It’s been a busy month for SEO news! We’ve had lots of Google updates and the start of the Page experience rollout. Plus loads of new Google Business and Shopping features — is Google the new high street? Finally, don’t miss our first look at WordPress 5.8, and a brand new search engine called Brave.
Watch the June 2021 SEO news webinar
In this post, we’ll discuss the highlights of our June SEO news webinar. If you’d rather just (re)watch the webinar, you can find the video below.
Pro tip: Don’t forget to register for our webinar about headless CMS on the 20th of July, 2021. We hope to see you there!
The latest Google news
Google makes various kinds of updates. They release hundreds of small updates all the time, quite often several in a day, there’s a constant minor flux. Then there are also big named updates, which overhaul the whole ecosystem. These are usually a combination of big improvements to their machine learning capabilities and enhancements in how they’re quantifying quality. And they usually don’t happen that often — but in June there have been a lot of changes.

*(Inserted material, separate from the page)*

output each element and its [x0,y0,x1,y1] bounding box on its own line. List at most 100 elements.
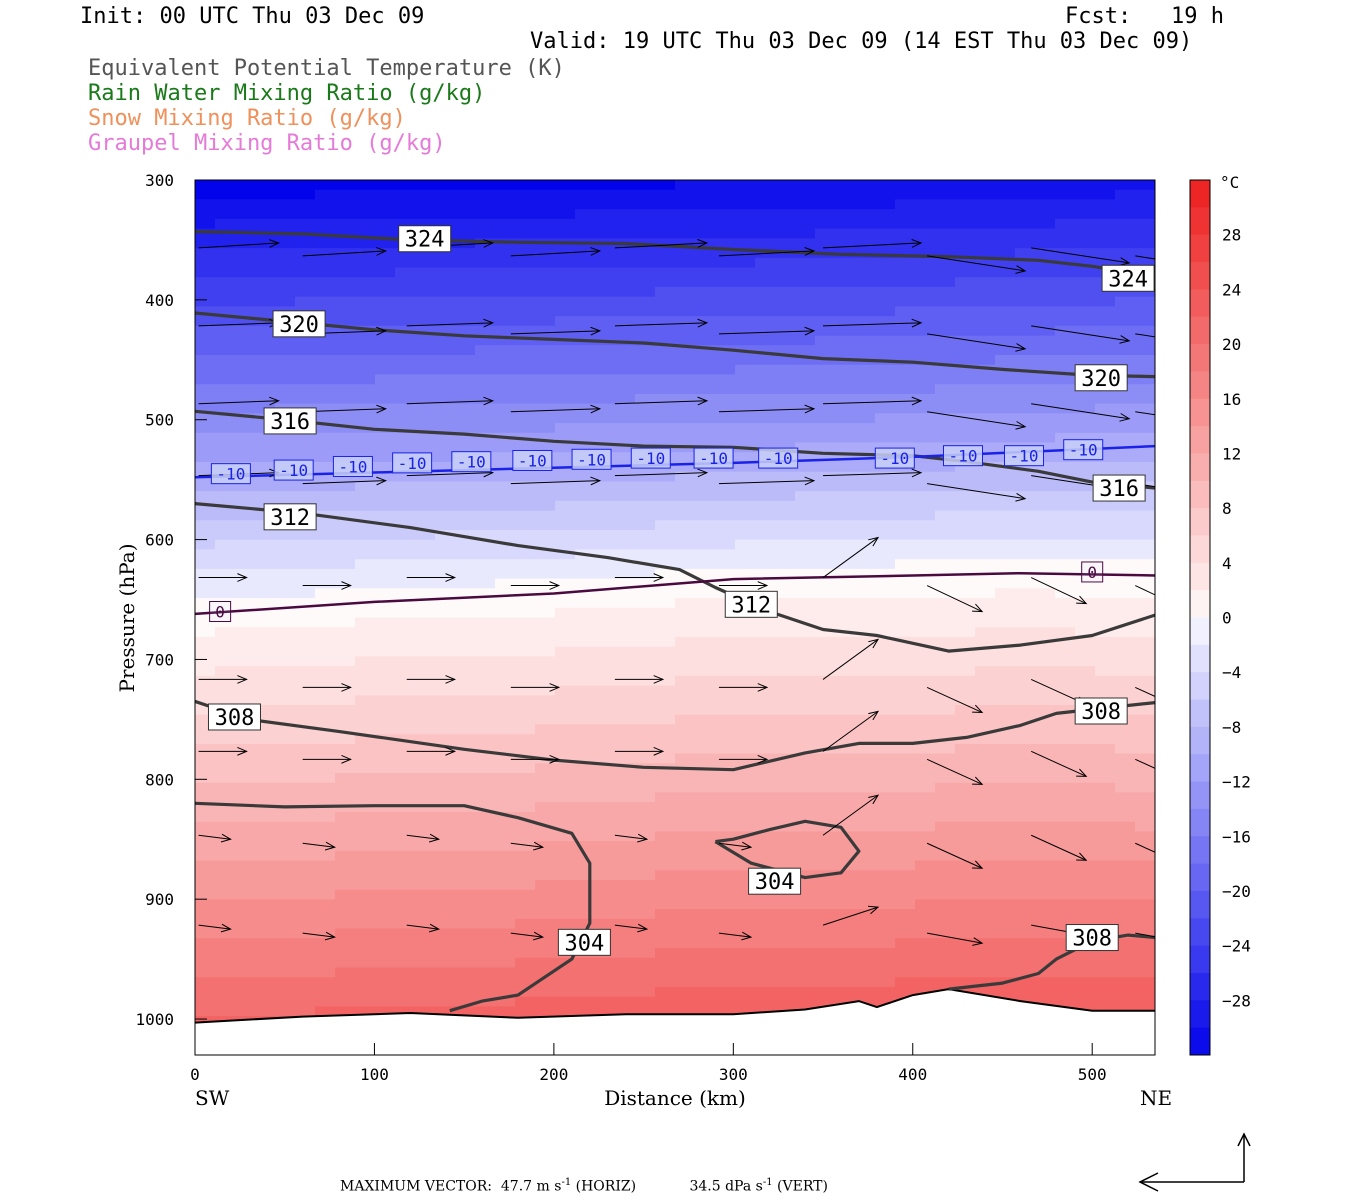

In the last month, Google rolled out two core updates. The good news? Indications suggest these updates are mainly focused on refining how they detect spam and prevent it from turning up in search engines at scale. So as long as you’re not trying to spam people, you don’t need to worry.
Danny Sullivan, Public Liaison for Search at Google, recently shared an article explaining how Google updates search to improve your search results. In it, he outlines an analogy: let’s say in 2015 you wrote a list of the best 100 movies. You might revisit that list in 2021, and that list will change. Not because any of the movies got worse, but because there are new movies, and our interpretation of older movies has changed, and maybe some that we missed have come to the forefront. And that’s exactly how Google’s broad core updates work. They’re just kind of re-evaluating what makes the best search result, and your ranking can rise or fall. Not because you did anything wrong, but because the stuff around you changes and new possibilities emerge.

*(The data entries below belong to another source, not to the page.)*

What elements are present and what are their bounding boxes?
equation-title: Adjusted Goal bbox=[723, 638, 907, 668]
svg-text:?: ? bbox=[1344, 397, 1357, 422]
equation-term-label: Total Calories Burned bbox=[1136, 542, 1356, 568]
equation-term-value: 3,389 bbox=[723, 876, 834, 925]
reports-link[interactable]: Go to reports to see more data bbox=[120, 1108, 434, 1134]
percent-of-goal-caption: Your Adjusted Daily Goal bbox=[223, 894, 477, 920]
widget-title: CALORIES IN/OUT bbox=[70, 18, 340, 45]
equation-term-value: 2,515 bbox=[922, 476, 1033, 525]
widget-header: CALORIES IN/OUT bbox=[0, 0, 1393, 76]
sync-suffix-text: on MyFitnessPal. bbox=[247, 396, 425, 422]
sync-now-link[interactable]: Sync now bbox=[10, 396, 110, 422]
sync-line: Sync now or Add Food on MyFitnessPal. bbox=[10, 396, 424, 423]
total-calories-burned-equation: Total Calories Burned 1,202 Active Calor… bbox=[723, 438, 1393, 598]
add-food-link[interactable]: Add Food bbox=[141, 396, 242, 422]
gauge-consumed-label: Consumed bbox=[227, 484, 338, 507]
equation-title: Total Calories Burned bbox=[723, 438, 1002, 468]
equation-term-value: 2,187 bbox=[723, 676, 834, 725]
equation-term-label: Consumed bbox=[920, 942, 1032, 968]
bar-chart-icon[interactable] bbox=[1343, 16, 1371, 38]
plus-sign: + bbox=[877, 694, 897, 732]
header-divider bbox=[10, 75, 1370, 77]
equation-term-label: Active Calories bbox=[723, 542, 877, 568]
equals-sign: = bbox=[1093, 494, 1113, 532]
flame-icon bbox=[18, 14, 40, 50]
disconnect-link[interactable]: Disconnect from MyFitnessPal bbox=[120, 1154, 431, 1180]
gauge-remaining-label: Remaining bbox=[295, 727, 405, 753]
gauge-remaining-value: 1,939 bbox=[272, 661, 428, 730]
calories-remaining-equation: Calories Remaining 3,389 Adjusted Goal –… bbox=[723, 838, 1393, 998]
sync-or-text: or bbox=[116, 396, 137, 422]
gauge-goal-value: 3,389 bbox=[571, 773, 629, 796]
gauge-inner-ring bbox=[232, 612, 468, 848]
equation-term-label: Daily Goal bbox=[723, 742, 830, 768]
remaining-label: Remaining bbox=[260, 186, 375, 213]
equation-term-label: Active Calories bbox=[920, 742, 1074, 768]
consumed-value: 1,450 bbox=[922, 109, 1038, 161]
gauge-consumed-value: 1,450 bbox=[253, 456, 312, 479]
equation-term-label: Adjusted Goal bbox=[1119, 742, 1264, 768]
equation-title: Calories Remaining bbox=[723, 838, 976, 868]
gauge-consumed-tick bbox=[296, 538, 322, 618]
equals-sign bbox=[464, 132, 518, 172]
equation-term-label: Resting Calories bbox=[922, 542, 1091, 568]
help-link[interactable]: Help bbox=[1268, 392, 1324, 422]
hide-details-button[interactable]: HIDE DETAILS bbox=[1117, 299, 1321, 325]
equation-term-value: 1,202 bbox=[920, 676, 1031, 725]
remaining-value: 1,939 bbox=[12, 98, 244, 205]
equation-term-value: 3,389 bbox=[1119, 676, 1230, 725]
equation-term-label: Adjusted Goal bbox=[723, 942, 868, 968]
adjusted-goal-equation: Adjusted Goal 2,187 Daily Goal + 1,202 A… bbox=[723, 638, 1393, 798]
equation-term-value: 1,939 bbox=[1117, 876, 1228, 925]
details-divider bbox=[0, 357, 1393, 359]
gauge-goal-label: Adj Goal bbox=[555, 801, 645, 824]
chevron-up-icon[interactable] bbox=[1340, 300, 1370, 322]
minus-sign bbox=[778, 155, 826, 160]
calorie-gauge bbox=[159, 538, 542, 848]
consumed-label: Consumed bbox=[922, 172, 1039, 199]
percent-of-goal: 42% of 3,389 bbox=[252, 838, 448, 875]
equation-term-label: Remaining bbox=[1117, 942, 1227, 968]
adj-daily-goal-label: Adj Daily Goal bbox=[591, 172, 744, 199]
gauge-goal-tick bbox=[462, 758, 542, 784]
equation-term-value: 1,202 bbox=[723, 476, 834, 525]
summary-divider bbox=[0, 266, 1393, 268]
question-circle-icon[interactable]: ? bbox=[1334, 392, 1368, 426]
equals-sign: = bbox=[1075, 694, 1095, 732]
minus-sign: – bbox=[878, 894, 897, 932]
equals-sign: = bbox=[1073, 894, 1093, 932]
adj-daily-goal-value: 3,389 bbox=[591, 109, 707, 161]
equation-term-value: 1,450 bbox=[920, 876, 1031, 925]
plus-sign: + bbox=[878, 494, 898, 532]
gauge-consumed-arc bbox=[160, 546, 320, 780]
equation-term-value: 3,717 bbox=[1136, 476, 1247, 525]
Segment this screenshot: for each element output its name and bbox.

The takeaway remains the same: Have a great website. Keep improving it. Help your users and maybe you’ll be higher in the next evaluation. The answer to ‘how do I rank better’ is by being the best result.
Google’s Page experience update has started (slowly)
The Page experience will incorporate Core Web Vitals scores into the core ranking algorithm. In case you missed them when they first arrived, Core Web Vitals measure user experience, and they focus on a lot on speed. This update been delayed a few times already, but the Page experience update has now officially started and the rollout should be complete by the end of August 2021.
Although page speed measurements will become a new ranking signal in this update, the resulting ranking changes are expected to be subtle, making the difference only in ‘tie-breaker’ situations. So if your page is very slow and your competitors’ pages are less slow, you might find that’s one of the things that contributes to you falling behind. And conversely, if your pages are very, very fast and the rest of your competitors’ aren’t, you might get a leap ahead, so it’s worth looking at that.
While this is a gradual process that they’re incorporating, it’s it’s not going to become any less important. So if you haven’t started looking at your Core Web Vitals already, definitely now is the time.
More ways to show what your business offers on Google
Google is now providing more features for businesses to show what they offer. Ultimately this could turn Google into a kind of business directory. Is it a coincidence that Thumbtack — “helping homeowners instantly book the right skilled professionals from plumbers and painters to landscapers and contractors” — was recently valued at a staggering $3.2 billion? Is this a market Google wants to be a part of? It certainly can look that way.
Lots of smart SEO’s, including Greg Gifford who is big in local SEO, have been saying for years that you need to start thinking of your Google My Business profile in the same way you think about your homepage. This is the first place where people encounter your business, and maybe make decisions based on images, reviews or opening times.
Google are bringing more and more of that kind of utility content, like reference information, into these profiles. There are new tools here that you can fill out beyond just categories and images. Plus — you’ll see very few businesses taking advantage of it, but there’s a feature they call ‘posts’ where you can post mini-updates, like a blog post or a tweet on your Google My Business profile, which turns up in the search content. So you can say things like “we’ve got a special offer on at the moment” or “sorry we’re currently closed because of COVID”. That’s really topical and engaging and can have a huge impact.